Canadian Royalties appartient à la Société minière Jien Canada ltée, une filiale de Jilin Jien Nickel Industry Co. Aujourd'hui, la multinationale chinoise a du mal à faire sortir ses fonds de l’Empire du Milieu, assure une source bien au fait du dossier, qui n’a pas l’autorisation de parler. Le prêteur de l’entreprise, la China Development Bank Corporation, restreint désormais les transferts d’argent à l’étranger, selon nos informations.
Sous le contrôle direct du Conseil d’État chinois, l’institution financière détient une hypothèque universelle de 700 M$ sur les actifs de Canadian Royalties. C’est la China Development Bank qui tenait les cordons de la bourse de Jien Canada ltée, jusqu’à ce que Forbes & Manhattan prenne le contrôle de l’entreprise.
Canadian Royalties fait les frais de décisions de Pékin, assure notre source. «C’est un problème monétaire dont la source est en Chine, selon elle. Le gouvernement considère que trop d’argent est sorti du pays, sans contrôles suffisants.»
Des recours pour 54 M$
Des recours pour 54 M$
Résultat: huit compagnies ont enregistré des garanties hypothécaires sur les actifs de Canadian Royalties, pour un montant total de 53,6 M$. Elles ont réalisé des travaux sur l’usine Nunavik Nickel et le port d’expédition de Baie-Déception, dans l’extrême Nord du Québec.

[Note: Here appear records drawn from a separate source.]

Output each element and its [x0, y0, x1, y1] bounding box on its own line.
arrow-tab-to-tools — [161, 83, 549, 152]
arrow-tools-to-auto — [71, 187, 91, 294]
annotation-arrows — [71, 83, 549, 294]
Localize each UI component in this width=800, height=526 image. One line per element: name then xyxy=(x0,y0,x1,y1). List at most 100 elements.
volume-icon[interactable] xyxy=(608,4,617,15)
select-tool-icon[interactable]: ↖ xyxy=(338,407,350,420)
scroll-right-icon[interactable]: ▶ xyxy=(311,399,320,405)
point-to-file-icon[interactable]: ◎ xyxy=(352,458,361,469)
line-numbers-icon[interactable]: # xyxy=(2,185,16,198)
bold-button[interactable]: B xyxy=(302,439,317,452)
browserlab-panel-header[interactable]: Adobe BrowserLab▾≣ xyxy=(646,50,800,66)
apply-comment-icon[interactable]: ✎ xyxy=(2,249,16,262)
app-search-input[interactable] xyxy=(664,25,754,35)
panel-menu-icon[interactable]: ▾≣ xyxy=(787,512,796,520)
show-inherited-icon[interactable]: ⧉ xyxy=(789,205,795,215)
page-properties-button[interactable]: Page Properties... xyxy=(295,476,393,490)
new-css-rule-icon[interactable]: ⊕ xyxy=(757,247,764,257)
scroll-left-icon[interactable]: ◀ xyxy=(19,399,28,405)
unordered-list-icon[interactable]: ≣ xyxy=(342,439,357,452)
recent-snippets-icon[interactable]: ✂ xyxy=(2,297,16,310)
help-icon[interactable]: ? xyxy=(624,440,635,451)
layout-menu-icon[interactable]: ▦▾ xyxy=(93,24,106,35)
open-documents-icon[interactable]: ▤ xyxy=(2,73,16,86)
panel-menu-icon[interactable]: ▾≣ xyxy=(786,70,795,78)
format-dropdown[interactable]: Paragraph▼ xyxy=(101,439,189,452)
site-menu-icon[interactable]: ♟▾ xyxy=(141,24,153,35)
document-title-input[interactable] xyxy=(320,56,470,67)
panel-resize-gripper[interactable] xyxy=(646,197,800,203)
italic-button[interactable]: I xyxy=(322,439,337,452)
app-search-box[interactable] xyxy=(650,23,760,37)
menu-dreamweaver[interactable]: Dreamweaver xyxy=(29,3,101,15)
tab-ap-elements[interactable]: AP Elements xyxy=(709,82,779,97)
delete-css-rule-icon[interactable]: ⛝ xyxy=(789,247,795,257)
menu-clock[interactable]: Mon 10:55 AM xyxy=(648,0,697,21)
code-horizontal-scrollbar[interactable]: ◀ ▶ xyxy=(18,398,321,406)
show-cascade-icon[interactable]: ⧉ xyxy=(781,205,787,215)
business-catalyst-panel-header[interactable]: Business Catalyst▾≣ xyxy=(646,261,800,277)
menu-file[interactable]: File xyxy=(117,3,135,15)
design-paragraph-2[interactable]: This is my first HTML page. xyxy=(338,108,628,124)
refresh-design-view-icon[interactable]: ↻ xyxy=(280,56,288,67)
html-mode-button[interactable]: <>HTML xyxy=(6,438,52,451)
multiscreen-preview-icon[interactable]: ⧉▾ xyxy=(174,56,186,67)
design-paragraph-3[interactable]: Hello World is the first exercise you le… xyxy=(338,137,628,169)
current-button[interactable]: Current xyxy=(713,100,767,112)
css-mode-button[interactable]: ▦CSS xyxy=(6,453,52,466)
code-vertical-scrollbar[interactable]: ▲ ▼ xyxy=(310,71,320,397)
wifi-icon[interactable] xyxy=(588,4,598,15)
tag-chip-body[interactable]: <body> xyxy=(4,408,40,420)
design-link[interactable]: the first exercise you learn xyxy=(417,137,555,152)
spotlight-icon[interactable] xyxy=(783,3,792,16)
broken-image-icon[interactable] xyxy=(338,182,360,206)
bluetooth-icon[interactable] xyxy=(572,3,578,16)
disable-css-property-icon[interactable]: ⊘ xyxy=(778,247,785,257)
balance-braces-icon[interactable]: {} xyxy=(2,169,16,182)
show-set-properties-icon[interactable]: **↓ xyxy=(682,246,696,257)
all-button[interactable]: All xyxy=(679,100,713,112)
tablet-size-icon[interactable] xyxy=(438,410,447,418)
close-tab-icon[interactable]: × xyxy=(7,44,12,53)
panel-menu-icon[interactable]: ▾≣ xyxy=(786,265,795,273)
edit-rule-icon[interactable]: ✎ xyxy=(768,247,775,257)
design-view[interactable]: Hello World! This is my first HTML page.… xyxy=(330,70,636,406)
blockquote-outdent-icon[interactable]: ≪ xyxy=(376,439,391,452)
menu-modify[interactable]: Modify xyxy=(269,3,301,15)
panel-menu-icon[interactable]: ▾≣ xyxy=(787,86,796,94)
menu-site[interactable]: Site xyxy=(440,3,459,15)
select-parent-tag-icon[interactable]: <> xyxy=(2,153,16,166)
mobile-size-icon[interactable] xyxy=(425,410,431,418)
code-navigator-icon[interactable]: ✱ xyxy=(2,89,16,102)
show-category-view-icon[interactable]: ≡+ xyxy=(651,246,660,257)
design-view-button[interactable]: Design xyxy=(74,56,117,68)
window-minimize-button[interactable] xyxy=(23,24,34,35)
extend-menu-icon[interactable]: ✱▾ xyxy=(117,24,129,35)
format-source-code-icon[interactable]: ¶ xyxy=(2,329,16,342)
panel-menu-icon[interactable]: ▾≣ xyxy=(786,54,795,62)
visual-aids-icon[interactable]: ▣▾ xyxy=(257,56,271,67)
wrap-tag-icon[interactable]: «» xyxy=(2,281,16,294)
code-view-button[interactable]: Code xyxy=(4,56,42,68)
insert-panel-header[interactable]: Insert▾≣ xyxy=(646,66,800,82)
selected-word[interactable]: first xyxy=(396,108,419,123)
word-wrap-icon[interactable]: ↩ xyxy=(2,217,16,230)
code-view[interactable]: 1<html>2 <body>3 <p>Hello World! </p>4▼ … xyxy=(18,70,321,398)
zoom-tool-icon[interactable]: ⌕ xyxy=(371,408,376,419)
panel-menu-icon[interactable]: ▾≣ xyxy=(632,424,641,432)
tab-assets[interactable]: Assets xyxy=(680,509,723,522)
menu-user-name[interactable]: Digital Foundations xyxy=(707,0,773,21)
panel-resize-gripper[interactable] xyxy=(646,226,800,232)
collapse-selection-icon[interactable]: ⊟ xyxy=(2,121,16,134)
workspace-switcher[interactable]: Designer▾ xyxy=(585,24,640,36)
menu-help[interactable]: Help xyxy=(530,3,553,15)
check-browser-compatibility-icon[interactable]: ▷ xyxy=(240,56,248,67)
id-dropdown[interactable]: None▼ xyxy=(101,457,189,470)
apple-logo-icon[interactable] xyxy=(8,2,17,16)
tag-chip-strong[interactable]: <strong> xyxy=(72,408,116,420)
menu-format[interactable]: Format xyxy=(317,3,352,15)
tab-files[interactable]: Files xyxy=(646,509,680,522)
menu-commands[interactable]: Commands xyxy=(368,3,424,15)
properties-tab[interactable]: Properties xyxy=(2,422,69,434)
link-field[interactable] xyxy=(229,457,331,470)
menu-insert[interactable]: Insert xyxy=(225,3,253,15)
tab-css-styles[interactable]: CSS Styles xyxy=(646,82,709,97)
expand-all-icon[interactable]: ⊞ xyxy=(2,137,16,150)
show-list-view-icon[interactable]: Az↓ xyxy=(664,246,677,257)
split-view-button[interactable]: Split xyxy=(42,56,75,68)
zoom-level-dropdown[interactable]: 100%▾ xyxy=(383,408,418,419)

«Nous autres, on avait comme contrat la construction du quai», dit Pascal Nadeau, directeur de la construction pour Laval Fortin Adams. L’entreprise a pris la plus importante hypothèque légale, au montant de 14,2 M$. Elle s’est retirée du chantier quand Canadian Royalties a décidé d'interrompre les travaux. Laval Fortin Adams a enregistré son recours sur l’usine Nunavik Nickel le 19 juillet, le jour même où la direction de la minière annonçait l’arrivée du nouveau pdg, nommé par Forbes & Manhattan.
Iglu Construction s’est elle aussi retirée du chantier. «Nous on a exécuté des travaux pour Canadian Royalties. Notre contrat initial était la construction du quai et l’entrepôt de stockage, pour entreposer le minerai… On a travaillé sur le barrage de la prise d’eau… On n’a pas été payés et on a mandaté nos avocats pour récupérer notre argent. Notre mandat n’est pas terminé, mais on n’est plus là», dit Simon Goulet, gérant de projet pour l’entreprise. Le montant visé par son préavis de vente sous contrôle de la justice s’élève à 7 M$.
Même situation chez Liberty Mines
Jien Canada a également fait appel à Forbes & Manhattan pour son autre entreprise canadienne, Liberty Mines, en Ontario. En juin, la société publique a expliqué qu’elle contractait un prêt relais auprès de Forbes & Manhattan. Du même coup, la banque d’affaires plaçait ses hommes à la tête de l’entreprise. Son employé Pat Gleeson devenait alors pdg de l’entreprise et Parviz Farsangi accédait au conseil d’administration.